Si parla comunque sempre di sovrannaturale e al centro delle vicende c'è un'organizzazione variopinta di nome, appunto Unavowed, che si occupa di combattere l'attività di demoni molto agguerriti, che apparentemente hanno l'hobby di possedere esseri umani e spingerli a compiere atti indicibili. Proprio una vittima di queste possessioni è protagonista delle vicende: la scena iniziale ci vede impegnati a definirne le caratteristiche mentre i membri dell'Unavowed la sottopongono ad esorcismo e, una volta liberati dalla presenza demoniaca, veniamo accolti nell'organizzazione. Le fasi immediatamente successive, che poi sono quelle a cui ho giocato in una versione di anteprima che proponeva circa un terzo dell'avventura completa, ci vedono poi impegnati a completare il team di combattenti mistici, aggiungendo un paio di presenze interessanti.
Proprio attorno attorno alla strutturazione del gruppo di personaggi si sviluppa un'impostazione di gioco che lo stesso Gilbert definisce in stile BioWare. E se in passato potevo essere dubbioso, dopo aver giocato provato l’avventura come si deve, mi sento di dire che la definizione ci può stare. Intendiamoci: nella sostanza, Unavowed è e resta un punta e clicca concepito con il classico taglio di Watjet Eye Games, quindi con enigmi mai eccessivamente contorti e un'impostazione molto focalizzata sul dialogo e sul lato investigativo. Ma l'altra caratteristica forte dei giochi pubblicati dal piccolo publisher sta nel modo in cui sono sempre definiti da trovate di gameplay particolari ed è sicuramente così anche per il taglio quasi da GdR di Unavowed.

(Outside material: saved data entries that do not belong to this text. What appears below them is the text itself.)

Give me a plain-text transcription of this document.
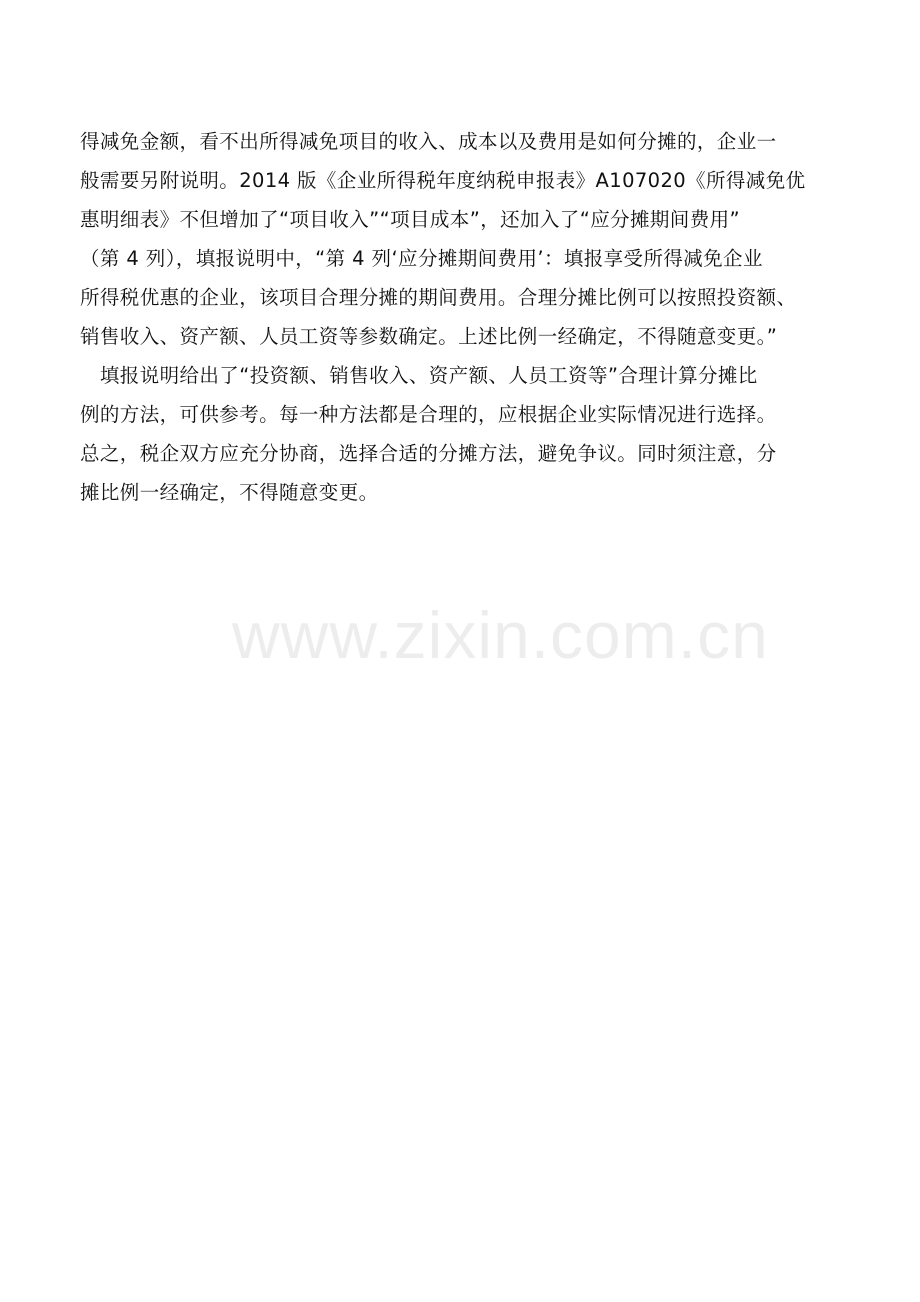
www.zixin.com.cn
得减免金额，看不出所得减免项目的收入、成本以及费用是如何分摊的，企业一
般需要另附说明。2014 版《企业所得税年度纳税申报表》A107020《所得减免优
惠明细表》不但增加了“项目收入”“项目成本”，还加入了“应分摊期间费用”
（第 4 列），填报说明中，“第 4 列‘应分摊期间费用’：填报享受所得减免企业
所得税优惠的企业，该项目合理分摊的期间费用。合理分摊比例可以按照投资额、
销售收入、资产额、人员工资等参数确定。上述比例一经确定，不得随意变更。”
　填报说明给出了“投资额、销售收入、资产额、人员工资等”合理计算分摊比
例的方法，可供参考。每一种方法都是合理的，应根据企业实际情况进行选择。
总之，税企双方应充分协商，选择合适的分摊方法，避免争议。同时须注意，分
摊比例一经确定，不得随意变更。
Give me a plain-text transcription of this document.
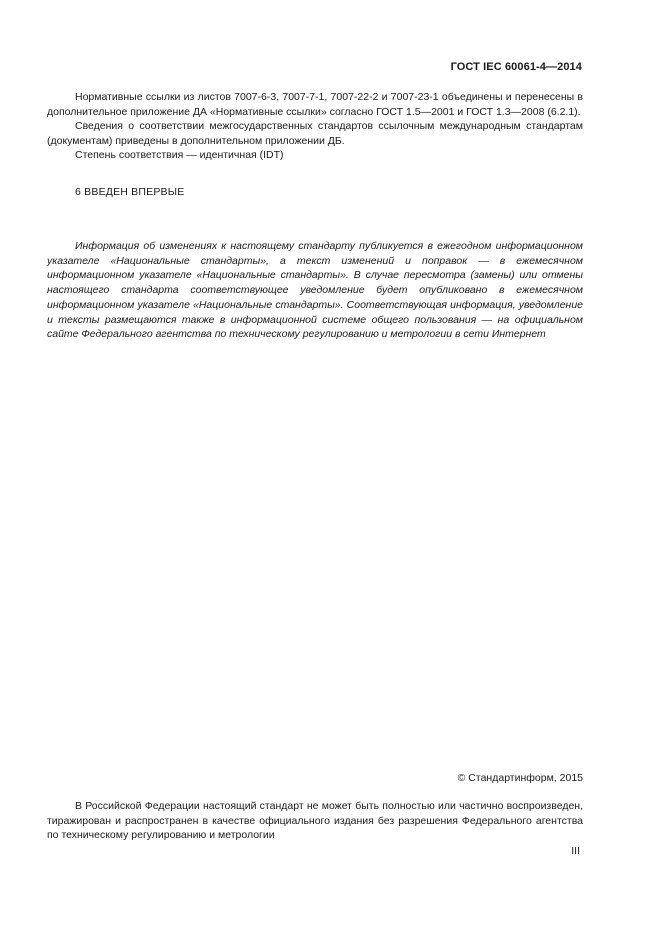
ГОСТ IEC 60061-4—2014

Нормативные ссылки из листов 7007-6-3, 7007-7-1, 7007-22-2 и 7007-23-1 объединены и перенесены в дополнительное приложение ДА «Нормативные ссылки» согласно ГОСТ 1.5—2001 и ГОСТ 1.3—2008 (6.2.1).

Сведения о соответствии межгосударственных стандартов ссылочным международным стандартам (документам) приведены в дополнительном приложении ДБ.

Степень соответствия — идентичная (IDT)

6 ВВЕДЕН ВПЕРВЫЕ

Информация об изменениях к настоящему стандарту публикуется в ежегодном информационном указателе «Национальные стандарты», а текст изменений и поправок — в ежемесячном информационном указателе «Национальные стандарты». В случае пересмотра (замены) или отмены настоящего стандарта соответствующее уведомление будет опубликовано в ежемесячном информационном указателе «Национальные стандарты». Соответствующая информация, уведомление и тексты размещаются также в информационной системе общего пользования — на официальном сайте Федерального агентства по техническому регулированию и метрологии в сети Интернет

© Стандартинформ, 2015

В Российской Федерации настоящий стандарт не может быть полностью или частично воспроизведен, тиражирован и распространен в качестве официального издания без разрешения Федерального агентства по техническому регулированию и метрологии

III
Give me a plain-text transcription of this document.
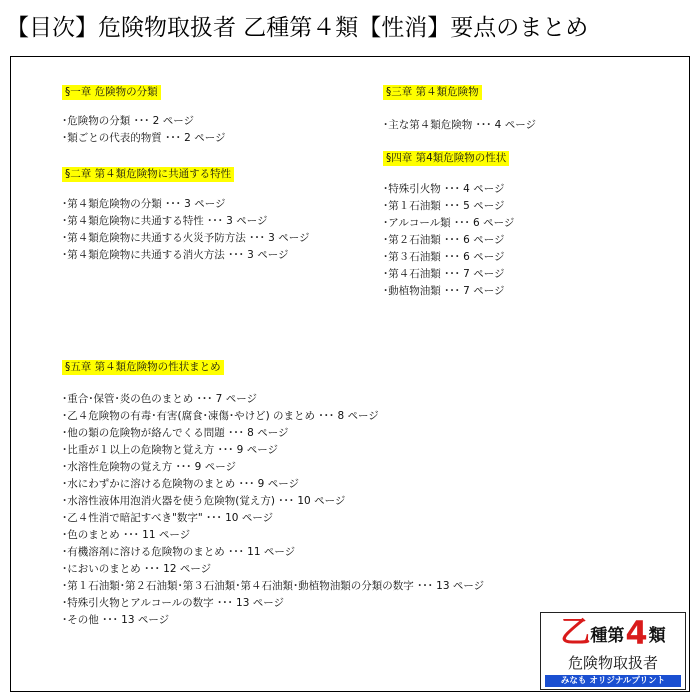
【目次】危険物取扱者 乙種第４類【性消】要点のまとめ
§一章 危険物の分類
･危険物の分類 ･･･ 2 ページ
･類ごとの代表的物質 ･･･ 2 ページ
§二章 第４類危険物に共通する特性
･第４類危険物の分類 ･･･ 3 ページ
･第４類危険物に共通する特性 ･･･ 3 ページ
･第４類危険物に共通する火災予防方法 ･･･ 3 ページ
･第４類危険物に共通する消火方法 ･･･ 3 ページ
§三章 第４類危険物
･主な第４類危険物 ･･･ 4 ページ
§四章 第4類危険物の性状
･特殊引火物 ･･･ 4 ページ
･第１石油類 ･･･ 5 ページ
･アルコール類 ･･･ 6 ページ
･第２石油類 ･･･ 6 ページ
･第３石油類 ･･･ 6 ページ
･第４石油類 ･･･ 7 ページ
･動植物油類 ･･･ 7 ページ
§五章 第４類危険物の性状まとめ
･重合･保管･炎の色のまとめ ･･･ 7 ページ
･乙４危険物の有毒･有害(腐食･凍傷･やけど) のまとめ ･･･ 8 ページ
･他の類の危険物が絡んでくる問題 ･･･ 8 ページ
･比重が１以上の危険物と覚え方 ･･･ 9 ページ
･水溶性危険物の覚え方 ･･･ 9 ページ
･水にわずかに溶ける危険物のまとめ ･･･ 9 ページ
･水溶性液体用泡消火器を使う危険物(覚え方) ･･･ 10 ページ
･乙４性消で暗記すべき"数字" ･･･ 10 ページ
･色のまとめ ･･･ 11 ページ
･有機溶剤に溶ける危険物のまとめ ･･･ 11 ページ
･においのまとめ ･･･ 12 ページ
･第１石油類･第２石油類･第３石油類･第４石油類･動植物油類の分類の数字 ･･･ 13 ページ
･特殊引火物とアルコールの数字 ･･･ 13 ページ
･その他 ･･･ 13 ページ	乙 種第 4 類
危険物取扱者
みなも オリジナルプリント
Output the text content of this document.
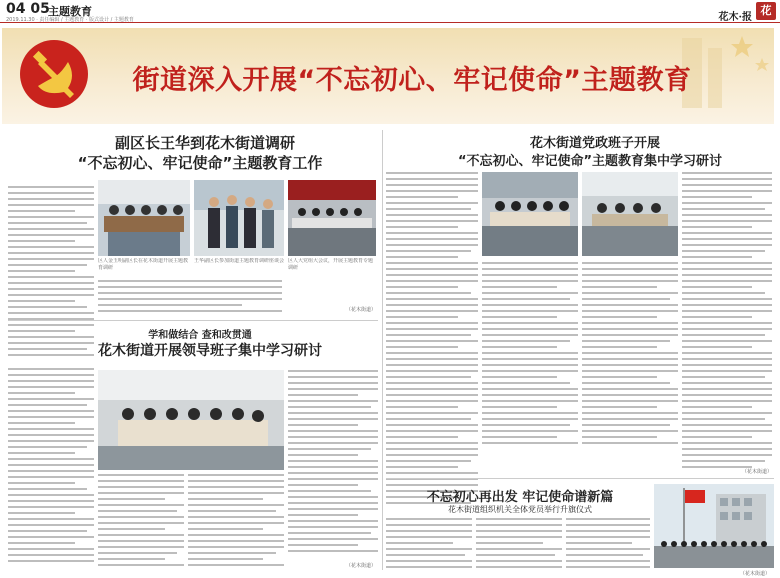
04 05
主题教育
2019.11.30 · 责任编辑 / 主题教育 · 版式设计 / 主题教育	花木·报
花
街道深入开展“不忘初心、牢记使命”主题教育
副区长王华到花木街道调研
“不忘初心、牢记使命”主题教育工作
花木街道党政班子开展
“不忘初心、牢记使命”主题教育集中学习研讨
区人金玉明副区长在花木街道开展主题教育调研
王华副区长参加街道主题教育调研座谈会 区人大党组大会议，开展主题教育专题调研
（花木街道）
学和做结合 查和改贯通
花木街道开展领导班子集中学习研讨
（花木街道）
（花木街道）
不忘初心再出发 牢记使命谱新篇
花木街道组织机关全体党员举行升旗仪式
（花木街道）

Innanzitutto, i dialoghi iniziali, tramite i quali definiamo sesso, lavoro e background del personaggio, dettano la caratterizzazione del/della protagonista e aprono strade diverse in termini di rapporti con i personaggi non giocanti e di approccio a certi enigmi. Banalmente, se abbiamo un passato da poliziotti, potremo conversare in maniera diversa con gli ex colleghi e godremo di abilità specifiche, talvolta piuttosto utili. A questo si aggiunge il fatto che nel gioco si va in giro con un vero e proprio party, da comporre di volta in volta scegliendo tre personaggi della rosa prima di recarsi in un dato luogo. La composizione del gruppetto, limitata dalla necessità di includere sempre almeno uno dei due membri originali, detta il modo in cui dovremo avvicinarci ad enigmi e situazioni, dato che ciascun membro dell'organizzazione ha le sue caratteristiche, le sue conoscenze e le sue abilità specifiche.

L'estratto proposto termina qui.